Before concluding, I want to draw out the contrast between Hegel’s ideal constitution and the checks-and-balances type exemplified by the American Constitution. What they have in common is that sovereignty is located in no part of the State, as it is where Parliament is sovereign. But in the checks-and-balances constitution, sovereignty, which is assumed to be despotic and therefore dangerous, is broken up among the state powers on the theory that each branch of government will then have the power to restrain the natural inclination to self-dealing or partisanship of the persons occupying the others. So, instead of immersing the natural incumbent in his office, the checks-and-balances constitution pits natural incumbents against each other, hoping that no one or no faction will dominate. In Hegel’s constitution, by contrast, sovereignty resides in a coherent state whole, each part of which, in attending only to its own function, supports the impersonality of the others and hence the rule of Law. So, by keeping to the formality of decision, the monarch supports the impersonality of the executive and legislative functions; by keeping to intellectual judgment, the executive supports the purity of the decisional moment; by keeping to the vetting of legislation and oversight of the executive, Parliament ensures that governors hew to their executive office of applying pre-existing laws; by keeping to the review of legislation for Rightness, the Constitutional Court supports the democratic confirmation of legislation as a reasonable determination of the public interest; by keeping to review for practical wisdom, Parliament supports the impartiality of the review for Rightness. The end result is not the checking of particularism but its removal from all offices of state. What makes the constitution a coherent totality rather than a machine of separate parts is that it’s held together by the one story of the self-actualization of Law’s rule.
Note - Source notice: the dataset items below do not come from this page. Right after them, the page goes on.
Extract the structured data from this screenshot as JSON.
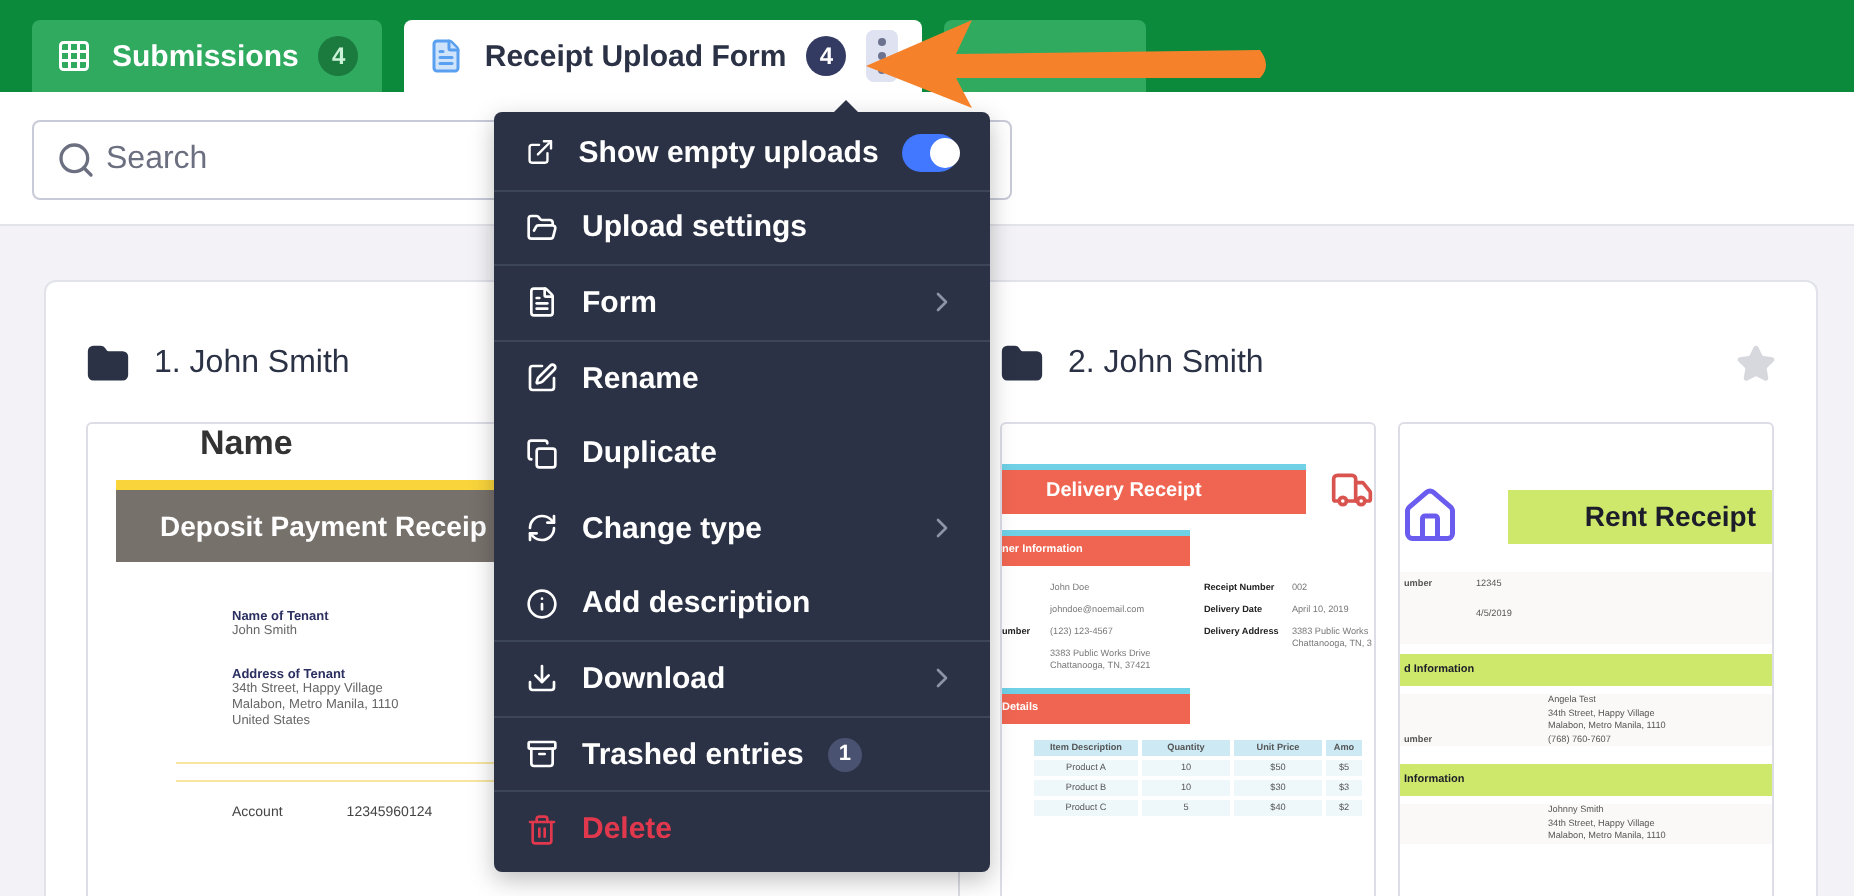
{
  "tabs": [
    {
      "label": "Submissions",
      "count": "4",
      "selected": false,
      "kind": "grid"
    },
    {
      "label": "Receipt Upload Form",
      "count": "4",
      "selected": true,
      "kind": "form"
    },
    {
      "kind": "add",
      "selected": false
    }
  ],
  "search": {
    "placeholder": "Search"
  },
  "groups": [
    {
      "title": "1. John Smith",
      "thumbnails": [
        {
          "kind": "deposit",
          "top": "Name",
          "banner": "Deposit Payment Receip",
          "fields": [
            {
              "label": "Name of Tenant",
              "lines": [
                "John Smith"
              ]
            },
            {
              "label": "Address of Tenant",
              "lines": [
                "34th Street, Happy Village",
                "Malabon, Metro Manila, 1110",
                "United States"
              ]
            }
          ],
          "account_label": "Account",
          "account_value": "12345960124"
        }
      ]
    },
    {
      "title": "2. John Smith",
      "starred": false,
      "thumbnails": [
        {
          "kind": "delivery",
          "banner": "Delivery Receipt",
          "section": "ner Information",
          "customer": [
            {
              "value": "John Doe"
            },
            {
              "value": "johndoe@noemail.com"
            },
            {
              "label": "umber",
              "value": "(123) 123-4567"
            },
            {
              "value": "3383 Public Works Drive\nChattanooga, TN, 37421"
            }
          ],
          "receipt": [
            {
              "label": "Receipt Number",
              "value": "002"
            },
            {
              "label": "Delivery Date",
              "value": "April 10, 2019"
            },
            {
              "label": "Delivery Address",
              "value": "3383 Public Works\nChattanooga, TN, 3"
            }
          ],
          "details": "Details",
          "columns": [
            "Item Description",
            "Quantity",
            "Unit Price",
            "Amo"
          ],
          "items": [
            [
              "Product A",
              "10",
              "$50",
              "$5"
            ],
            [
              "Product B",
              "10",
              "$30",
              "$3"
            ],
            [
              "Product C",
              "5",
              "$40",
              "$2"
            ]
          ]
        },
        {
          "kind": "rent",
          "banner": "Rent Receipt",
          "top_rows": [
            [
              "umber",
              "12345"
            ],
            [
              "",
              "4/5/2019"
            ]
          ],
          "sections": [
            {
              "title": "d Information",
              "rows": [
                [
                  "",
                  "Angela Test"
                ],
                [
                  "",
                  "34th Street, Happy Village"
                ],
                [
                  "",
                  "Malabon, Metro Manila, 1110"
                ],
                [
                  "umber",
                  "(768) 760-7607"
                ]
              ]
            },
            {
              "title": "Information",
              "rows": [
                [
                  "",
                  "Johnny Smith"
                ],
                [
                  "",
                  "34th Street, Happy Village"
                ],
                [
                  "",
                  "Malabon, Metro Manila, 1110"
                ]
              ]
            }
          ]
        }
      ]
    }
  ],
  "menu": {
    "items": [
      {
        "kind": "toggle",
        "label": "Show empty uploads",
        "on": true
      },
      {
        "kind": "plain",
        "label": "Upload settings"
      },
      {
        "kind": "submenu",
        "label": "Form"
      },
      {
        "kind": "plain",
        "label": "Rename"
      },
      {
        "kind": "plain",
        "label": "Duplicate"
      },
      {
        "kind": "submenu",
        "label": "Change type"
      },
      {
        "kind": "plain",
        "label": "Add description"
      },
      {
        "kind": "submenu",
        "label": "Download"
      },
      {
        "kind": "count",
        "label": "Trashed entries",
        "count": "1"
      },
      {
        "kind": "danger",
        "label": "Delete"
      }
    ]
  }
}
So, to conclude, Hegel lays out a constitution in which there is no longer a tension between political sovereignty on the one hand, rights and democracy, on the other. This is because the sovereign is neither a monarch nor a Parliament, but the totality composed of monarch, civil service, elected Parliament, and an independent body of constitutional experts, where each organ plays a role in sustaining Law’s sovereignty. So, there is no longer a dichotomy between a formal constitution ordered to an unaccountable sovereignty of persons, on the one hand, and an informal one ordered to the rule of Law and democracy, on the other. The formal constitution itself actualizes the rule of Law, in which democracy plays an essential part. Accordingly, any official who wants to use the apparatus of justice for personal ends or nullify an election must do so explicitly as an outlaw, for he will no longer have the formal constitution as cover.